Впоследствии, по выходе романа в свет, литературный критик Николай Квасницкий писал в статье «Духмяная обоюдность», напечатанной «Общаком», что образ председателя колхоза Бурмистрова по своей выразительности превосходит всех подобных героев современной прозы как в минувшем, так и в текущем столетии. «Главный герой отказывается от своего председательского особняка, уступая его многодетной семье рядового труженика. Хотя его молодая жена и недовольна этим, он, как человек долга, убеждает её в своей правоте. Какой необычный поступок в наше пресловутое рыночное безвременье! Читая „Лыжню“, я думал только одно: вот бы таких людей, как этот персонаж, да в наше правительство, которое не знает жизни на земле, не ведает чаяний трудового народа».

С особым восторгом критик выделяет тему любви, развёрнутую в романе с кустодиевской живописной мощью и с толстовским эпическим размахом. Он приводит полюбившийся ему отрывок, пронизанный несравненной поэзией жизни: «…И ему несказанно и непереносимо возжелалось зарыться с макушкой в обжигающе жаркий сугроб её натянувшейся до стонущей виолончельной струной ядрёной, молодой стати, погрузиться в духмяные волны этих пышных, как весенние луга, золотых волос и раствориться в этой пленительной обоюдности без малейшего остатка, словно растворимый кофе в бурлящем кипятке чувства».

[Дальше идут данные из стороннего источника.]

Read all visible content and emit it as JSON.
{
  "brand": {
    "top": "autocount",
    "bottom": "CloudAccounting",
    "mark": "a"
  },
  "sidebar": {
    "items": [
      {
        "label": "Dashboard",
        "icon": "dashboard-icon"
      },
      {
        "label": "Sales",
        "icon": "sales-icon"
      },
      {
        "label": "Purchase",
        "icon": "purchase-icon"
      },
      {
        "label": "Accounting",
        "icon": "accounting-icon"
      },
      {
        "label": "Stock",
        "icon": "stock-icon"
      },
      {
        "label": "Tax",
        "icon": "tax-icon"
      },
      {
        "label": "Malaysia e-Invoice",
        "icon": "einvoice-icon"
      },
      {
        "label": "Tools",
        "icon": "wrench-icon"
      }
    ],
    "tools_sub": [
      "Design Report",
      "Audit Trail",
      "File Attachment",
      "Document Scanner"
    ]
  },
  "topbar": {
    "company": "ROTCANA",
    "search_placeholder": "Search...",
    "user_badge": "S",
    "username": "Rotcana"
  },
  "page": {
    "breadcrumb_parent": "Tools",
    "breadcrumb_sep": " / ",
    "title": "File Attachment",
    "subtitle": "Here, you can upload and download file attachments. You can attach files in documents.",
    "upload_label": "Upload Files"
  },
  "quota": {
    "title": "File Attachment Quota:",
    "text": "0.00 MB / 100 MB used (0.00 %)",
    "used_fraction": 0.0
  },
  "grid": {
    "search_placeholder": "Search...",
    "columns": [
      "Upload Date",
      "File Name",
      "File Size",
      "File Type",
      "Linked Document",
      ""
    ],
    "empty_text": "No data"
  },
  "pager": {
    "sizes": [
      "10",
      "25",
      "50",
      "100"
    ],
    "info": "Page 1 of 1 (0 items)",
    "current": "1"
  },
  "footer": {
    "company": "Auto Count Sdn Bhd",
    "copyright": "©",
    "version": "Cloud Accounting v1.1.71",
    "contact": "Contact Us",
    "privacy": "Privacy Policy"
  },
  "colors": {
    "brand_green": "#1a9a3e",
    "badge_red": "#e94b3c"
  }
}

Вскоре «Лыжня» вышла отдельной книгой в известном издательстве «Сеча», сумевшем в яростной конкурентной борьбе добиться этого почётного права. Маститый литературный критик Тигран Аннигилевич оперативно сопроводил роман предисловием и послесловием. В первых же строках испытанный знаток словесности, ещё до рыночной эпохи перешедший в своём служении литературе на рыночные отношения, дал щедрую, как предоплата, оценку творению самобытного прозаика: «Я полагаю и даже, более того, утверждаю, что этому роману, который видится мне началом многотомной эпопеи о нашем Времени, суждено войти в долгую, благодарную память русской прозы. Разумеется, пока неизвестно, продолжит ли писатель своё повествование, однако его эпический замах столь неудержим, что вряд ли дело ограничится рамками одной книги. Несмотря на это, со всей ответственностью заявляю: и сама по себе „Лыжня“, по своей густой эстетической и художественной ценности (хотя где-то её стилистика для меня, выросшего, так сказать, на городской классике, неприемлема), представляет собой вполне законченное произведение, дающее новую точку отсчёта на бытие как мира в целом, так и нашей с вами страны. Вслед за Шолоховым и Гроссманом, Алексеем Толстым и Константином Симоновым у нас появился новый могучий летописец – Иван Бухвостов».